The Court followed the jurisdictional Karnataka High Court decision in Taxport Overseas and the coordinate bench ITAT decisions that followed it, rejecting the Revenue's reliance on non-jurisdictional Mumbai Tribunal decisions. The Court underscored the importance of judicial discipline and hierarchy in following binding precedents.

Issue 5: Competing arguments on retrospective applicability and substantive rights

The Court considered the Revenue's argument that the amendment should not invalidate proceedings initiated before the amendment's effective date, relying on section 6 of the General Clauses Act and Supreme Court decisions. However, the Court found that the omission of clause (i) of section 92BA was substantive and without saving clauses, thus not preserving any pending proceedings or rights under the omitted provision.

The Court distinguished the Madhu Koda case relied upon by the Revenue on facts and legal context, noting that the present case concerns omission of a substantive charging provision, whereas Madhu Koda involved criminal law amendments with different retrospective principles.

Conclusions:

The Court concluded that the omission of clause (i) of section 92BA by the Finance Act, 2017, effective 01.04.2017, means that the provision never existed for the relevant assessment year. Consequently, the AO had no jurisdiction to refer specified domestic transactions to the TPO for determination of ALP for assessment years commencing on or after that date. All proceedings, references, and adjustments made under the omitted provision post-01.04.2017 are invalid and unsustainable in law.
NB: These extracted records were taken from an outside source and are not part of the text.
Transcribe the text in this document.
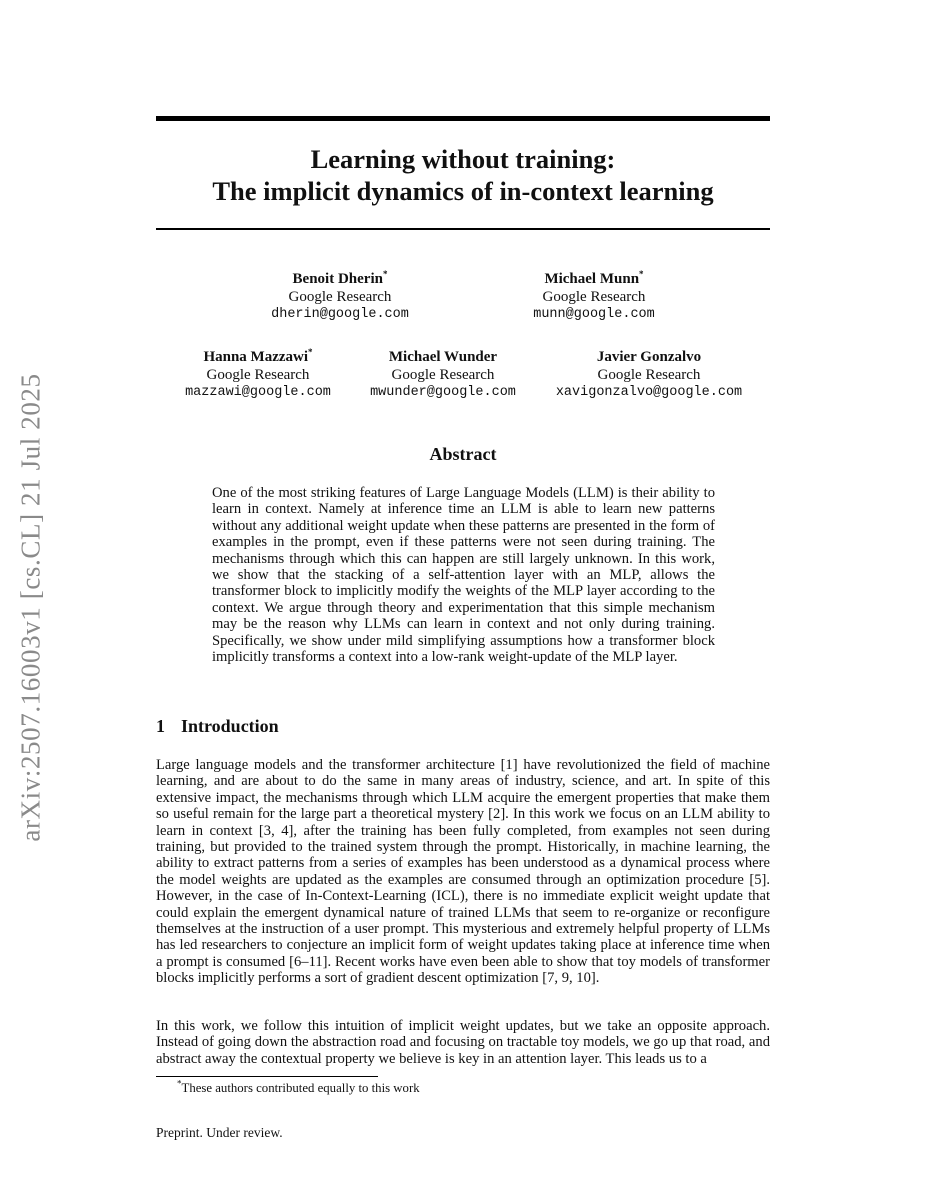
arXiv:2507.16003v1 [cs.CL] 21 Jul 2025
Learning without training:
The implicit dynamics of in-context learning
Benoit Dherin*
Google Research
dherin@google.com
Michael Munn*
Google Research
munn@google.com
Hanna Mazzawi*
Google Research
mazzawi@google.com
Michael Wunder
Google Research
mwunder@google.com
Javier Gonzalvo
Google Research
xavigonzalvo@google.com
Abstract
One of the most striking features of Large Language Models (LLM) is their ability to learn in context. Namely at inference time an LLM is able to learn new patterns without any additional weight update when these patterns are presented in the form of examples in the prompt, even if these patterns were not seen during training. The mechanisms through which this can happen are still largely unknown. In this work, we show that the stacking of a self-attention layer with an MLP, allows the transformer block to implicitly modify the weights of the MLP layer according to the context. We argue through theory and experimentation that this simple mechanism may be the reason why LLMs can learn in context and not only during training. Specifically, we show under mild simplifying assumptions how a transformer block implicitly transforms a context into a low-rank weight-update of the MLP layer.
1 Introduction

Large language models and the transformer architecture [1] have revolutionized the field of machine learning, and are about to do the same in many areas of industry, science, and art. In spite of this extensive impact, the mechanisms through which LLM acquire the emergent properties that make them so useful remain for the large part a theoretical mystery [2]. In this work we focus on an LLM ability to learn in context [3, 4], after the training has been fully completed, from examples not seen during training, but provided to the trained system through the prompt. Historically, in machine learning, the ability to extract patterns from a series of examples has been understood as a dynamical process where the model weights are updated as the examples are consumed through an optimization procedure [5]. However, in the case of In-Context-Learning (ICL), there is no immediate explicit weight update that could explain the emergent dynamical nature of trained LLMs that seem to re-organize or reconfigure themselves at the instruction of a user prompt. This mysterious and extremely helpful property of LLMs has led researchers to conjecture an implicit form of weight updates taking place at inference time when a prompt is consumed [6–11]. Recent works have even been able to show that toy models of transformer blocks implicitly performs a sort of gradient descent optimization [7, 9, 10].

In this work, we follow this intuition of implicit weight updates, but we take an opposite approach. Instead of going down the abstraction road and focusing on tractable toy models, we go up that road, and abstract away the contextual property we believe is key in an attention layer. This leads us to a

*These authors contributed equally to this work
Preprint. Under review.
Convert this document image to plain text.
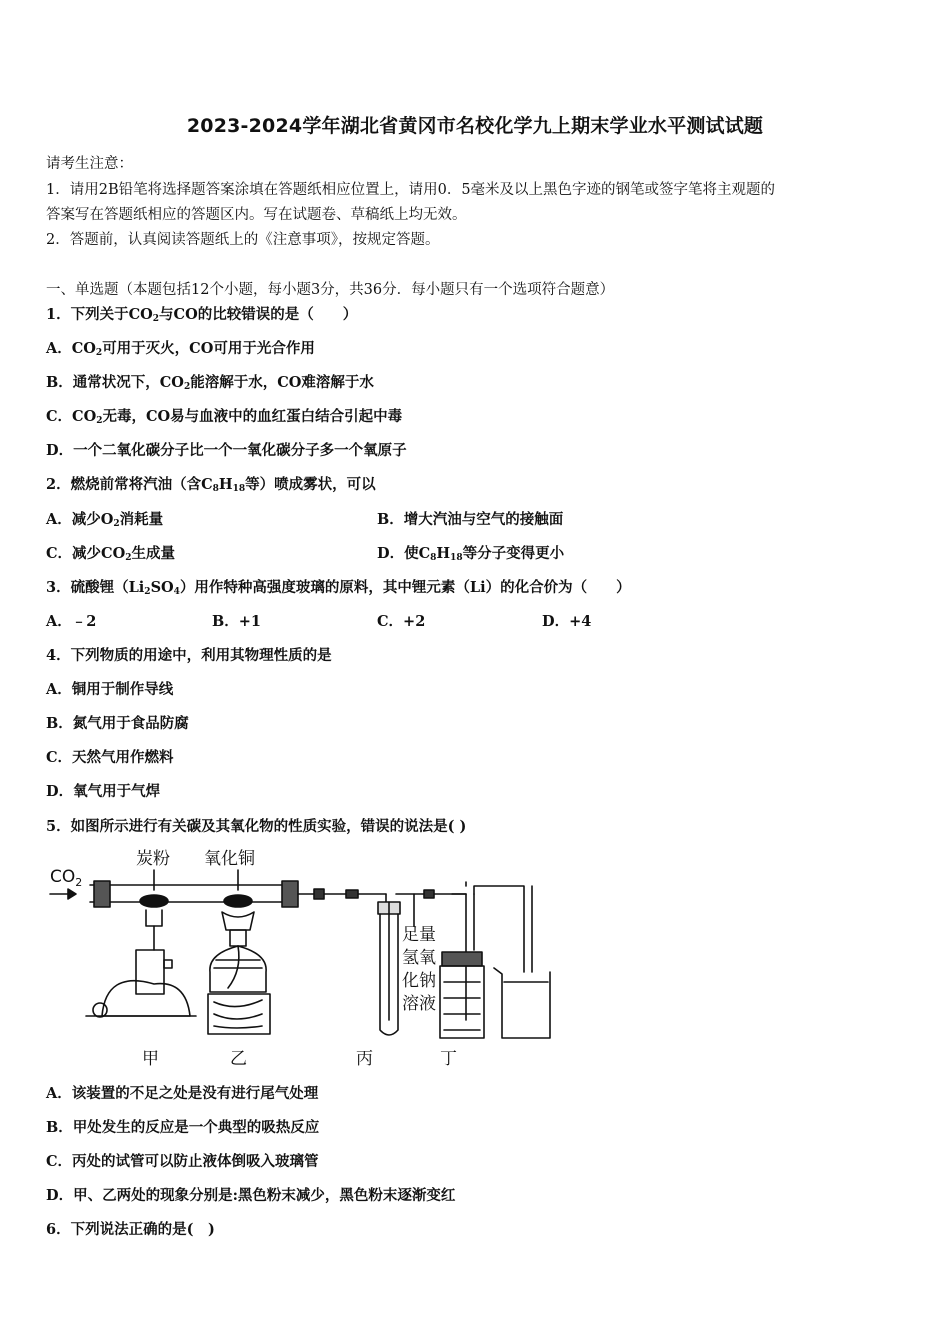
2023-2024学年湖北省黄冈市名校化学九上期末学业水平测试试题
请考生注意：
1．请用2B铅笔将选择题答案涂填在答题纸相应位置上，请用0．5毫米及以上黑色字迹的钢笔或签字笔将主观题的
答案写在答题纸相应的答题区内。写在试题卷、草稿纸上均无效。
2．答题前，认真阅读答题纸上的《注意事项》，按规定答题。
一、单选题（本题包括12个小题，每小题3分，共36分．每小题只有一个选项符合题意）
1．下列关于$CO_2$与CO的比较错误的是（　　）
A．$CO_2$可用于灭火，CO可用于光合作用
B．通常状况下，$CO_2$能溶解于水，CO难溶解于水
C．$CO_2$无毒，CO易与血液中的血红蛋白结合引起中毒
D．一个二氧化碳分子比一个一氧化碳分子多一个氧原子
2．燃烧前常将汽油（含$C_8H_{18}$等）喷成雾状，可以
A．减少$O_2$消耗量	B．增大汽油与空气的接触面
C．减少$CO_2$生成量	D．使$C_8H_{18}$等分子变得更小
3．硫酸锂$(Li_2SO_4)$用作特种高强度玻璃的原料，其中锂元素（Li）的化合价为（　　）
A．﹣2	B．+1	C．+2	D．+4
4．下列物质的用途中，利用其物理性质的是
A．铜用于制作导线
B．氮气用于食品防腐
C．天然气用作燃料
D．氧气用于气焊
5．如图所示进行有关碳及其氧化物的性质实验，错误的说法是( )
$CO_2$
炭粉 氧化铜
足量
氢氧
化钠
溶液
甲	乙	丙	丁
A．该装置的不足之处是没有进行尾气处理
B．甲处发生的反应是一个典型的吸热反应
C．丙处的试管可以防止液体倒吸入玻璃管
D．甲、乙两处的现象分别是:黑色粉末减少，黑色粉末逐渐变红
6．下列说法正确的是(　)
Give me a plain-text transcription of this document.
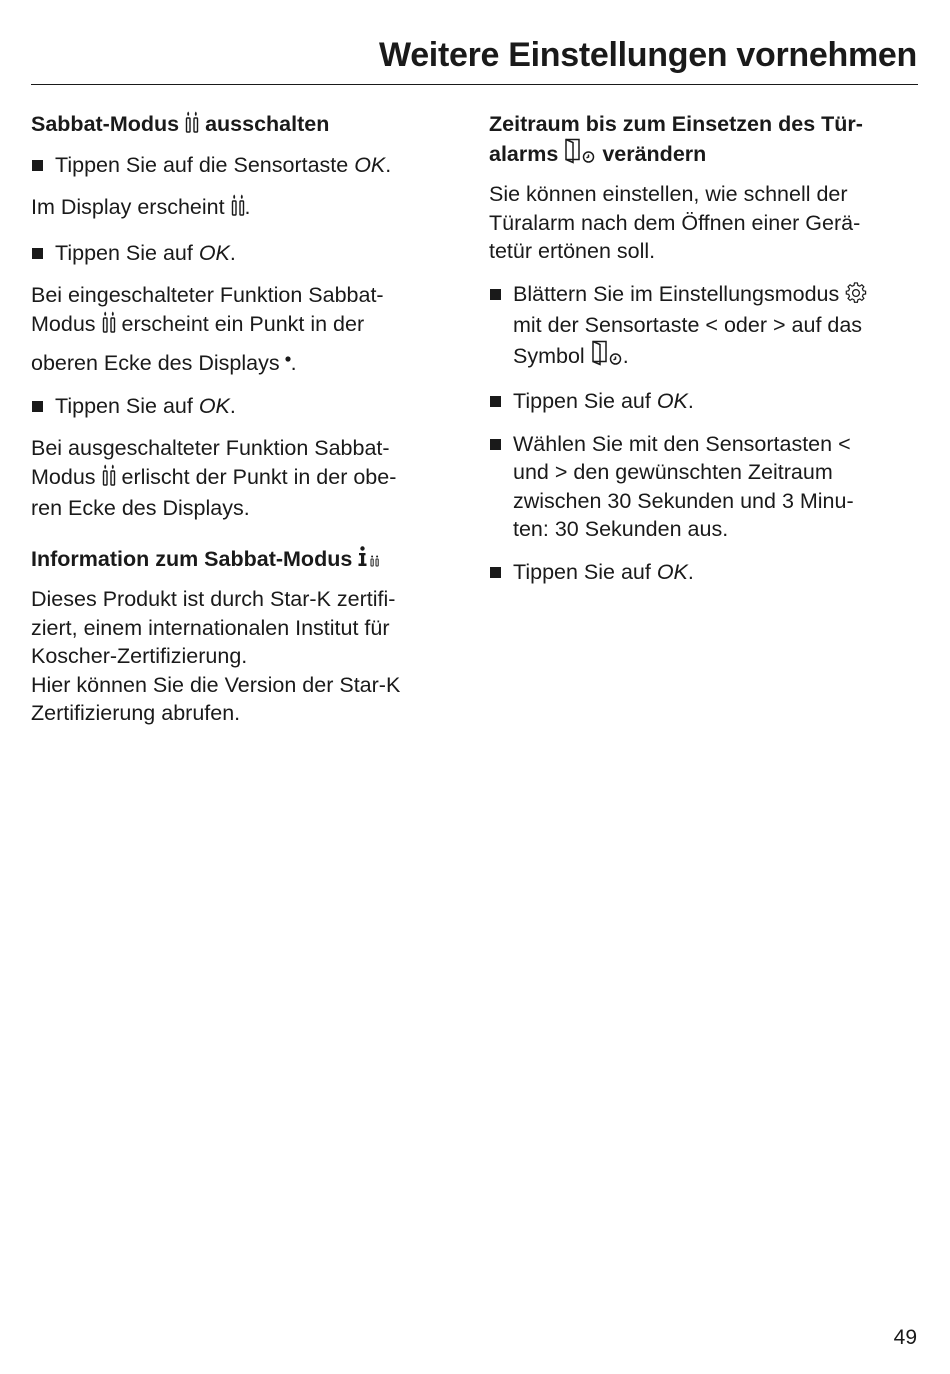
Weitere Einstellungen vornehmen
Sabbat-Modus ausschalten
Tippen Sie auf die Sensortaste OK.
Im Display erscheint .
Tippen Sie auf OK.
Bei eingeschalteter Funktion Sabbat-
Modus erscheint ein Punkt in der
oberen Ecke des Displays .
Tippen Sie auf OK.
Bei ausgeschalteter Funktion Sabbat-
Modus erlischt der Punkt in der obe-
ren Ecke des Displays.
Information zum Sabbat-Modus
Dieses Produkt ist durch Star-K zertifi-
ziert, einem internationalen Institut für
Koscher-Zertifizierung.
Hier können Sie die Version der Star-K
Zertifizierung abrufen.
Zeitraum bis zum Einsetzen des Tür-
alarms verändern
Sie können einstellen, wie schnell der
Türalarm nach dem Öffnen einer Gerä-
tetür ertönen soll.
Blättern Sie im Einstellungsmodus
mit der Sensortaste < oder > auf das
Symbol .
Tippen Sie auf OK.
Wählen Sie mit den Sensortasten <
und > den gewünschten Zeitraum
zwischen 30 Sekunden und 3 Minu-
ten: 30 Sekunden aus.
Tippen Sie auf OK.
49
The Court allowed the appeal on this legal ground and set aside the transfer pricing adjustment of Rs. 68,80,48,216/- made on account of collaboration expenses. Other grounds of appeal were not adjudicated as they became academic.

Significant Holdings:

"Once a particular provision of section is omitted from the statute, it shall be deemed to be omitted from its inception unless and until there is some saving clause or provision to make it clear that action taken or proceeding initiated under that provision or section would continue and would not be left on account of omission."

"The omission of clause (i) of section 92BA by Finance Act, 2017 w.e.f. 01.04.2017 is without any saving clause of General Clauses Act thus the said clause never existed in statute books and therefore transfer pricing reference and impugned subsequent proceedings become invalid in law even for earlier assessment years."

"The cognizance taken by the AO under section 92BA(1) and reference made to TPO under section 92CA is invalid and bad in law. Therefore, the consequential order passed by the TPO and DRP is also not sustainable in the eyes of law."

"Decisions of jurisdictional High Courts bind the Tribunal and lower authorities within their territorial jurisdiction, while decisions of non-jurisdictional High Courts have persuasive value but are not binding."

"The omission of a substantive charging provision without any saving clause results in the provision being treated as never having existed and proceedings under it lapse."